No Ministério da Economia e no BNDES, porém, a avaliação é que a operação nesse período será bastante complexa. Por isso, o governo vinha dizendo que a última janela para capitalização era o dia 13 de maio.

O fim de julho e começo de agosto é um período muito próximo das eleições presidenciais, tradicionalmente marcado por forte volatilidade no mercado de ações. Além disso, grandes fundos internacionais não costumam fazer aportes em capitalizações no segundo semestre, quando é férias no Hemisfério Norte.

O adiamento ocorre mesmo já havendo uma sinalização favorável à privatização. Além do relator, Aroldo Cedraz, os ministros Jorge Oliveira, Benjamin Zymler, Antônio Anastasia e Walton Alencar sinalizaram votos a favor da operação. Isso já forma maioria porque oito ministros podem votar nesse processo — a presidente Ana Arraes só vota em caso de empate.

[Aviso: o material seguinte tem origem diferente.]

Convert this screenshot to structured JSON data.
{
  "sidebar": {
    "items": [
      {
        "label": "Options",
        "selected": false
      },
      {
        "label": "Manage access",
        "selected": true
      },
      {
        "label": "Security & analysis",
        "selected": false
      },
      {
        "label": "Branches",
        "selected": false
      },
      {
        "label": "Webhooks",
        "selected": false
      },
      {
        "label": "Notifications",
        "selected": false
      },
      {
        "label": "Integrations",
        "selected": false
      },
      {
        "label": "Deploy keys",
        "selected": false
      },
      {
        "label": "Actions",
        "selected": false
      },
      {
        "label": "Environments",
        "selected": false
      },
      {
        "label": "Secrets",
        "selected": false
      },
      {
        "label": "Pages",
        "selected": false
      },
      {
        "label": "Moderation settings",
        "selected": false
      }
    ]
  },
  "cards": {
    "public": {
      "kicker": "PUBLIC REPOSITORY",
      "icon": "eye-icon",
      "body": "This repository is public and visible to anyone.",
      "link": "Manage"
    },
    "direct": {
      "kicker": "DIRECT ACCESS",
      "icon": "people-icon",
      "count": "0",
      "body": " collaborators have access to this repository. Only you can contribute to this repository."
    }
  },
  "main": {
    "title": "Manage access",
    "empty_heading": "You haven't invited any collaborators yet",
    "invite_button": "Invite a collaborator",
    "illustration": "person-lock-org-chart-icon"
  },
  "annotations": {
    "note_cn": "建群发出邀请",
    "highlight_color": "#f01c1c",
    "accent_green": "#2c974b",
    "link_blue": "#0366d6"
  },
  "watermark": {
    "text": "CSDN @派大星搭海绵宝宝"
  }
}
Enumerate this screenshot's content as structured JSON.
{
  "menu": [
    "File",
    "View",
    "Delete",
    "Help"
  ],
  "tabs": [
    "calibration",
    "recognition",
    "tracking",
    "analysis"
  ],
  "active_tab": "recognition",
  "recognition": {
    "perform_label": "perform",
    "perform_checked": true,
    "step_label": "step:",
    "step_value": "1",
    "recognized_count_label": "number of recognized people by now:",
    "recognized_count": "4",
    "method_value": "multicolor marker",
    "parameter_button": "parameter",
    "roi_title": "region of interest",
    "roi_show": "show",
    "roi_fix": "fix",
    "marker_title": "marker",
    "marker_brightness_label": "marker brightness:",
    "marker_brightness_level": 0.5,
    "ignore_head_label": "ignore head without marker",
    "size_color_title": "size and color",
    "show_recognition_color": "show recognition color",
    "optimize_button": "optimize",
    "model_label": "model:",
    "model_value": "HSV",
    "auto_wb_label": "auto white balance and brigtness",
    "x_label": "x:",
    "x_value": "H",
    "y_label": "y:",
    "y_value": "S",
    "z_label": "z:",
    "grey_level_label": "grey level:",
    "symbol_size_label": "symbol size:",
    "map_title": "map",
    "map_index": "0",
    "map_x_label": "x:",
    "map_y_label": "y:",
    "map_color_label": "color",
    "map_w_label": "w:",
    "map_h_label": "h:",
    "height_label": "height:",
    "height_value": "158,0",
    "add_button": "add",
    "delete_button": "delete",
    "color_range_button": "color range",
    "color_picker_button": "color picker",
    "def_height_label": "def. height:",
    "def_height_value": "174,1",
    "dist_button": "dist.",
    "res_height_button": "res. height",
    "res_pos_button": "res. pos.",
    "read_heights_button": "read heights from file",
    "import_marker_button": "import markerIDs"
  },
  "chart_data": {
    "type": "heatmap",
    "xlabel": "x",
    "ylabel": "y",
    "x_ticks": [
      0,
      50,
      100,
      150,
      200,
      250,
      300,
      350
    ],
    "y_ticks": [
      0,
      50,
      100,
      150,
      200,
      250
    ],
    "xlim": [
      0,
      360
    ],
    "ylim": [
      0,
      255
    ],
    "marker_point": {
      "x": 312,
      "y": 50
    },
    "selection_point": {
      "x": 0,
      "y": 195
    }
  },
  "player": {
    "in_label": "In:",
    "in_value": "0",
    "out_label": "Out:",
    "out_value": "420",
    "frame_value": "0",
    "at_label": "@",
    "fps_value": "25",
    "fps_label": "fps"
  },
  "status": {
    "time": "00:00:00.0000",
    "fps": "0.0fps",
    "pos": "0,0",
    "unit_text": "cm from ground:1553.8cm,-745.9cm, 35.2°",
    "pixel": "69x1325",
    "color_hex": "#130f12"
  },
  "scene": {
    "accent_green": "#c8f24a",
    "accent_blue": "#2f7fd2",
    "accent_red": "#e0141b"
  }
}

Primeiro, o TCU avaliou a precificação das usinas hidrelétricas da Eletrobras. Agora, a corte analisava a operação em si, como o preço mínimo das ações. O pedido de vista foi feito pelo ministro Vital do Rêgo, como ele mesmo já havia anunciado.

Vital chegou a pedir uma vista de 60 dias, mas esse prazo foi reduzido para 20. Com isso, o processo só volta para a pauta do TCU na sessão do dia 11 de maio.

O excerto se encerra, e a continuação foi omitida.